The largest cyber threats challenging the federal government today are nation-state-sponsored actors who are looking to execute destructive, advanced attacks on U.S. federal IT infrastructure. While agencies work tirelessly to safeguard their networks from these malicious cyber adversaries, they are also fighting the parallel battle of trying to secure an evolving IT environment that is only becoming more complex and complicated to defend.
Due to the massive wave of modernization investments that the federal government made during the COVID-19 pandemic, remote and hybrid work have become mainstays for agencies. As a result, their IT footprints now extend far beyond the office, opening the door for an exponential increase in potential attack vectors and network vulnerabilities that nation-state hackers are seeking to exploit.
Each remote connection, cloud solution, IoT device, and unpatched legacy system that links to a government network create a new, potential exposure that a malicious cyber actor can leverage to penetrate a federal IT environment. And, in general, it’s becoming a lot easier for actors to exploit government agency networks.
Because many of these hackers are providing their skills as a service, they have lowered the risk to themselves. Government agencies of any size – regardless if they’re federal or SLED organizations- can be vulnerable to Ransomware-as-a-Service or Command-and-Control-as-a-Service attacks if they have not achieved a mature and bolstered cybersecurity posture.
The zero trust mandate
One cybersecurity framework that the IT community has put forward as a leading model for a mature cyber defense strategy has been zero trust. A zero trust cybersecurity architecture is a methodology for how IT departments can design security, network access, and system configuration around the idea of always assuming a network or system has been compromised. And to gain access to segments of a federal agency network, one must consistently authenticate their identity to gain access to network segments they have been granted access to.
Last year, President Biden released a mandate that requires agencies to “achieve specific zero trust security goals by the end of Fiscal Year (FY) 2024.” Although this was a tremendous victory for federal cybersecurity, the mandate provided little guidance on the steps agencies should take to actually achieve zero trust.
In November 2022, the U.S. Department of Defense’s Zero Trust Portfolio Management Office (ZTPMO) released a robust zero trust compliance and strategy document.
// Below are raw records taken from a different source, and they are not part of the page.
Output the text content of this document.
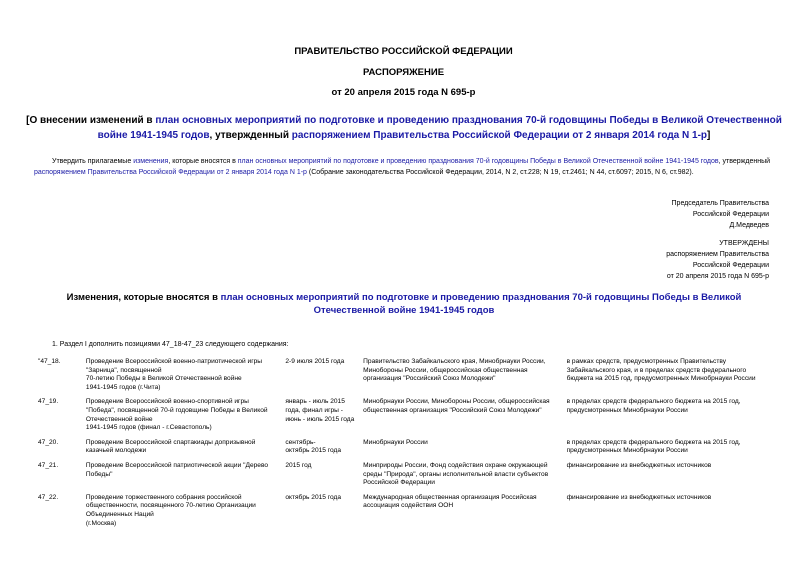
ПРАВИТЕЛЬСТВО РОССИЙСКОЙ ФЕДЕРАЦИИ
РАСПОРЯЖЕНИЕ
от 20 апреля 2015 года N 695-р
[О внесении изменений в план основных мероприятий по подготовке и проведению празднования 70-й годовщины Победы в Великой Отечественной войне 1941-1945 годов, утвержденный распоряжением Правительства Российской Федерации от 2 января 2014 года N 1-р]
Утвердить прилагаемые изменения, которые вносятся в план основных мероприятий по подготовке и проведению празднования 70-й годовщины Победы в Великой Отечественной войне 1941-1945 годов, утвержденный распоряжением Правительства Российской Федерации от 2 января 2014 года N 1-р (Собрание законодательства Российской Федерации, 2014, N 2, ст.228; N 19, ст.2461; N 44, ст.6097; 2015, N 6, ст.982).
Председатель Правительства
Российской Федерации
Д.Медведев
УТВЕРЖДЕНЫ
распоряжением Правительства
Российской Федерации
от 20 апреля 2015 года N 695-р
Изменения, которые вносятся в план основных мероприятий по подготовке и проведению празднования 70-й годовщины Победы в Великой Отечественной войне 1941-1945 годов
1. Раздел I дополнить позициями 47_18-47_23 следующего содержания:
"47_18.	Проведение Всероссийской военно-патриотической игры "Зарница", посвященной
70-летию Победы в Великой Отечественной войне
1941-1945 годов (г.Чита)	2-9 июля 2015 года	Правительство Забайкальского края, Минобрнауки России, Минобороны России, общероссийская общественная организация "Российский Союз Молодежи"	в рамках средств, предусмотренных Правительству Забайкальского края, и в пределах средств федерального бюджета на 2015 год, предусмотренных Минобрнауки России
47_19.	Проведение Всероссийской военно-спортивной игры "Победа", посвященной 70-й годовщине Победы в Великой Отечественной войне
1941-1945 годов (финал - г.Севастополь)	январь - июль 2015 года, финал игры - июнь - июль 2015 года	Минобрнауки России, Минобороны России, общероссийская общественная организация "Российский Союз Молодежи"	в пределах средств федерального бюджета на 2015 год, предусмотренных Минобрнауки России
47_20.	Проведение Всероссийской спартакиады допризывной казачьей молодежи	сентябрь-
октябрь 2015 года	Минобрнауки России	в пределах средств федерального бюджета на 2015 год, предусмотренных Минобрнауки России
47_21.	Проведение Всероссийской патриотической акции "Дерево Победы"	2015 год	Минприроды России, Фонд содействия охране окружающей среды "Природа", органы исполнительной власти субъектов Российской Федерации	финансирование из внебюджетных источников
47_22.	Проведение торжественного собрания российской общественности, посвященного 70-летию Организации Объединенных Наций
(г.Москва)	октябрь 2015 года	Международная общественная организация Российская ассоциация содействия ООН	финансирование из внебюджетных источников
This document outlines an incremental approach for defense agencies to utilize in order to achieve zero trust. The DoD understood that achieving a mature cybersecurity posture for the military would require a strategized methodology. This document is a highly recommended resource for federal civilian agencies that are looking for assistance on how to begin road mapping their zero trust journeys.
Upskilling and reskilling federal IT workforces
Inside the pages of the DoD Zero Trust Strategy Document, the ZTPMO specifically calls upon the DoD to embed workforce training in its zero trust implementation strategies. “Perhaps most importantly, [DoD components] must also address zero trust requirements within their staffing, training, and professional development processes,” the document reads.
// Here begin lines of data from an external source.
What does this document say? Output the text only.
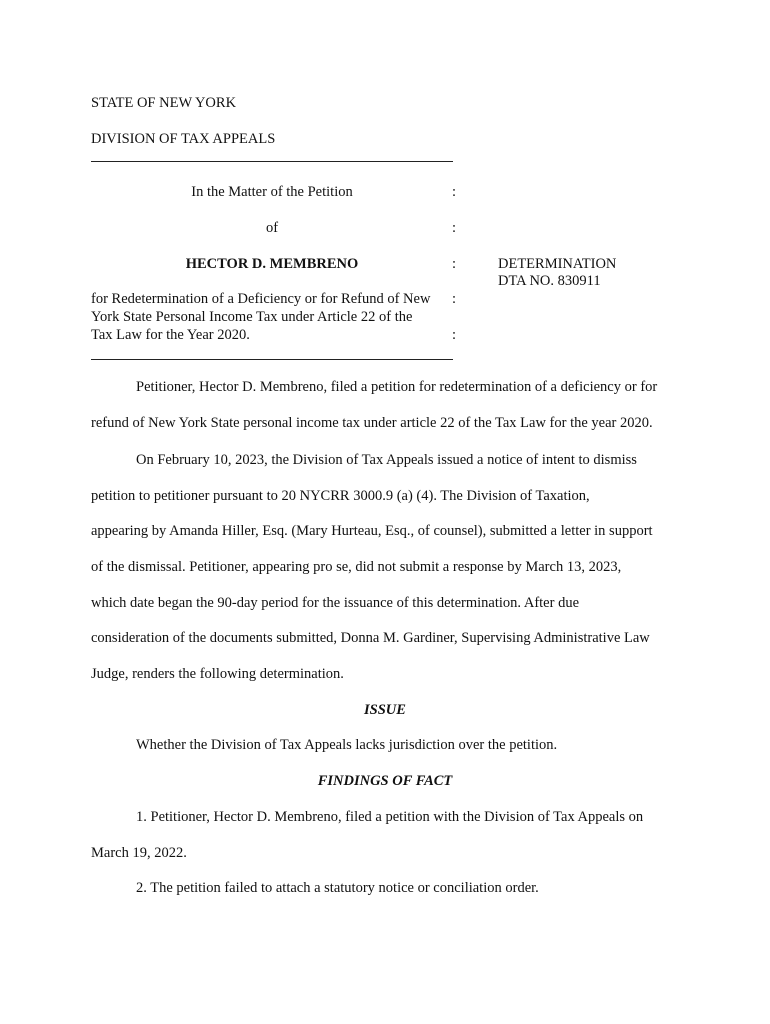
STATE OF NEW YORK
DIVISION OF TAX APPEALS
In the Matter of the Petition	:
of	:
HECTOR D. MEMBRENO	:	DETERMINATION
DTA NO. 830911
for Redetermination of a Deficiency or for Refund of New :
York State Personal Income Tax under Article 22 of the
Tax Law for the Year 2020.	:
Petitioner, Hector D. Membreno, filed a petition for redetermination of a deficiency or for
refund of New York State personal income tax under article 22 of the Tax Law for the year 2020.
On February 10, 2023, the Division of Tax Appeals issued a notice of intent to dismiss
petition to petitioner pursuant to 20 NYCRR 3000.9 (a) (4). The Division of Taxation,
appearing by Amanda Hiller, Esq. (Mary Hurteau, Esq., of counsel), submitted a letter in support
of the dismissal. Petitioner, appearing pro se, did not submit a response by March 13, 2023,
which date began the 90-day period for the issuance of this determination. After due
consideration of the documents submitted, Donna M. Gardiner, Supervising Administrative Law
Judge, renders the following determination.
ISSUE
Whether the Division of Tax Appeals lacks jurisdiction over the petition.
FINDINGS OF FACT
1. Petitioner, Hector D. Membreno, filed a petition with the Division of Tax Appeals on
March 19, 2022.
2. The petition failed to attach a statutory notice or conciliation order.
Though professional development and training on zero trust are imperative, federal IT departments should expect to experience some growing pains in the process.
After all, federal agencies and their workforces have only had a few years to adjust to their digitally transformed operating environments. Nearly an entire workforce generation was hired during the era of traditional network infrastructures, where they learned how to configure and sustain their IT environments by physically touching and racking servers on-premises. It was a time when network perimeters and boundaries were more clearly defined and contained.
Now, IT departments are working in conditions that are far more complex. Federal agencies are beginning to wrap in technologies like cloud, virtualization, and containers into their overall network security. But as the technologies advance, there is still a considerable portion of the federal IT workforce whose legacy experience has not caught up to today’s digitally transformed environments. Though their knowledge is still valuable and applicable today, for federal cybersecurity teams to truly have a hardened line of defense for their IT infrastructures, they must level up from that traditional network and system administration experience and adapt to today’s more modern environment.
This challenge can be intimidating for many members of the federal IT workforce, because not only are they having to learn and adapt to next-generation technologies, but there is also an added pressure of learning how to secure them as well.
Here at Pluralsight, we have developed structured professional development courses for federal IT workforces that are facing this exact challenge. Through our ongoing education system, agencies are upskilling and reskilling themselves on the next-generation technologies and cybersecurity models that the government is looking to deploy across all federal agencies.
As the ZTPMO highlighted in its zero trust document, cybersecurity training must be embedded in agencies’ overall zero trust strategies in order to have a fully realized cybersecurity framework. Gone are the days of ad hoc training once or twice a year. Federal cybersecurity teams must prioritize the education of their workforces so that they can be prepared to take on any new threat that their agency may face.